In this work, a novel two-stage hypergraph learning network, named HGMSurvNet, is proposed for cancer survival prediction with multimodal data. It can effectively capture survival-specific diagnostic information from intra-patient and inter-patient and remains robust even in scenarios with missing modalities. Specifically, in the first stage, the HGMSurvNet models the WSIs as flexible hypergraph structures using both the phenotype-wise and topology-wise relationships of patches, and then utilizes hypergraph learning to capture complex correlation structures among patches for intra-patient learning. In the second stage, we construct patient sub-hypergraphs for each modality and then merge them into a unified hypergraph for inter-patient learning. Thus, if a patient misses one modality, they can still remain connected through other available sub-hypergraphs. More importantly, to mitigate the impact of meaningless hyperedges resulting from missing modalities, we introduce an attention-driven hyperedge dropout mechanism to selectively discard unimportant hyperedges. Extensive experiments on six public cancer cohorts from TCGA indicate the effectiveness and robustness of the proposed HGMSurvNet for cancer survival prediction.

We explicitly model WSIs into hypergraph structures by integrating visual appearance and spatial structural information, enabling the WSI hypergraph network to capture complex correlations among patches and generate the global high-order representation for multimodal survival prediction.

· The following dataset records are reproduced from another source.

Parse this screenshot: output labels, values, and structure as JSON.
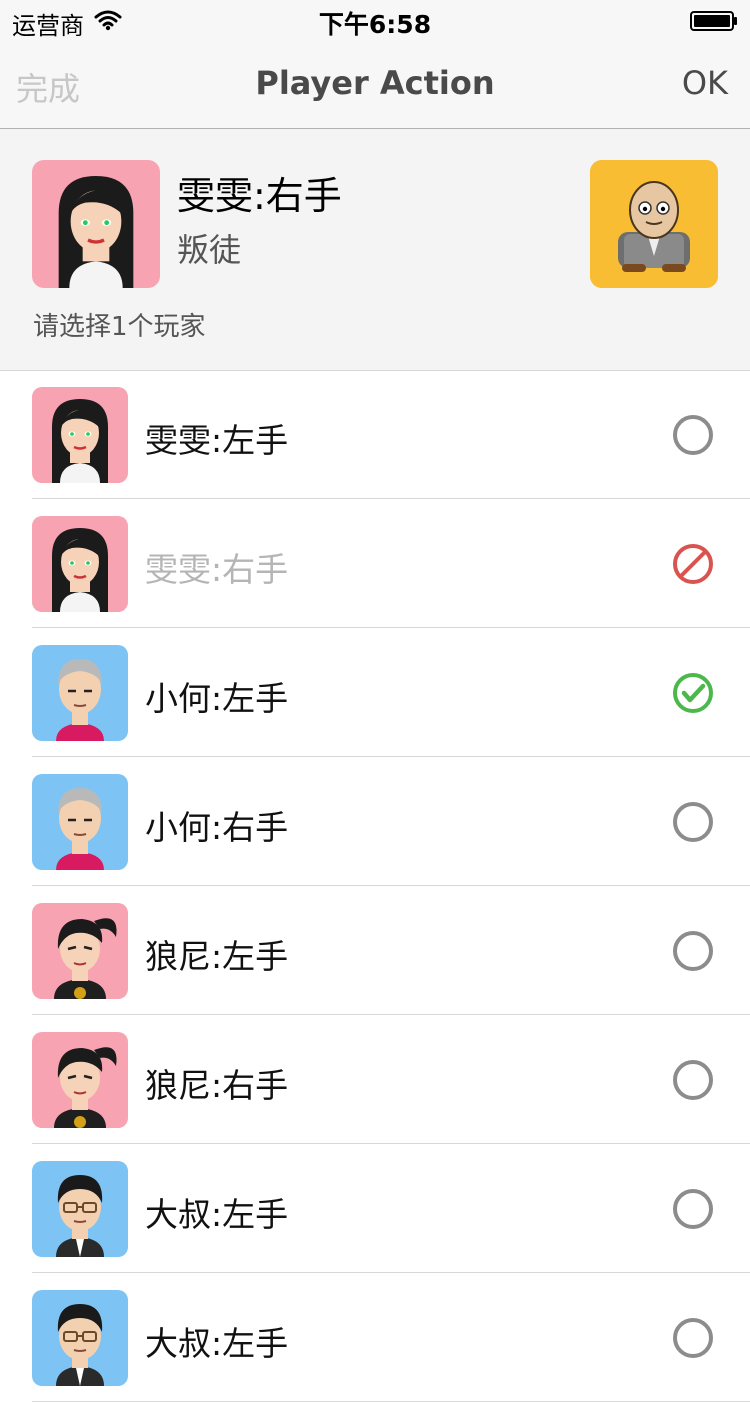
{
  "status_bar": {
    "carrier": "运营商",
    "time": "下午6:58"
  },
  "nav": {
    "left_label": "完成",
    "title": "Player Action",
    "right_label": "OK"
  },
  "header": {
    "player_name": "雯雯:右手",
    "role": "叛徒",
    "hint": "请选择1个玩家"
  },
  "players": [
    {
      "label": "雯雯:左手",
      "avatar": "girl",
      "state": "unselected"
    },
    {
      "label": "雯雯:右手",
      "avatar": "girl",
      "state": "disabled"
    },
    {
      "label": "小何:左手",
      "avatar": "grayhair",
      "state": "selected"
    },
    {
      "label": "小何:右手",
      "avatar": "grayhair",
      "state": "unselected"
    },
    {
      "label": "狼尼:左手",
      "avatar": "ponytail",
      "state": "unselected"
    },
    {
      "label": "狼尼:右手",
      "avatar": "ponytail",
      "state": "unselected"
    },
    {
      "label": "大叔:左手",
      "avatar": "glasses",
      "state": "unselected"
    },
    {
      "label": "大叔:左手",
      "avatar": "glasses",
      "state": "unselected"
    }
  ],
  "colors": {
    "pink_avatar_bg": "#f8a3b2",
    "blue_avatar_bg": "#7dc4f5",
    "role_bg": "#f9bd33",
    "selected": "#4cb84c",
    "disabled": "#d9534f",
    "unselected": "#8c8c8c"
  }
}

We propose a novel multimodal hypergraph learning network, whose hyperedges are connected based on the similarity of multimodal features, revealing various types of relationships among patients. The patient hypergraph network can learn the neighborhood information from the topological structure of the multimodal hypergraphs, thereby enhancing the robustness of the survival model even in cases of missing modalities.

We develop a new attention-driven hyperedge dropout mechanism in the hypergraph convolution to address meaningless hyperedges generated by incomplete data. This mechanism skillfully leverages the scalability of hypergraphs to remove irrelevant hyperedges in the multimodal hypergraphs, thereby mitigating the impact of incomplete data on multimodal hypergraph learning.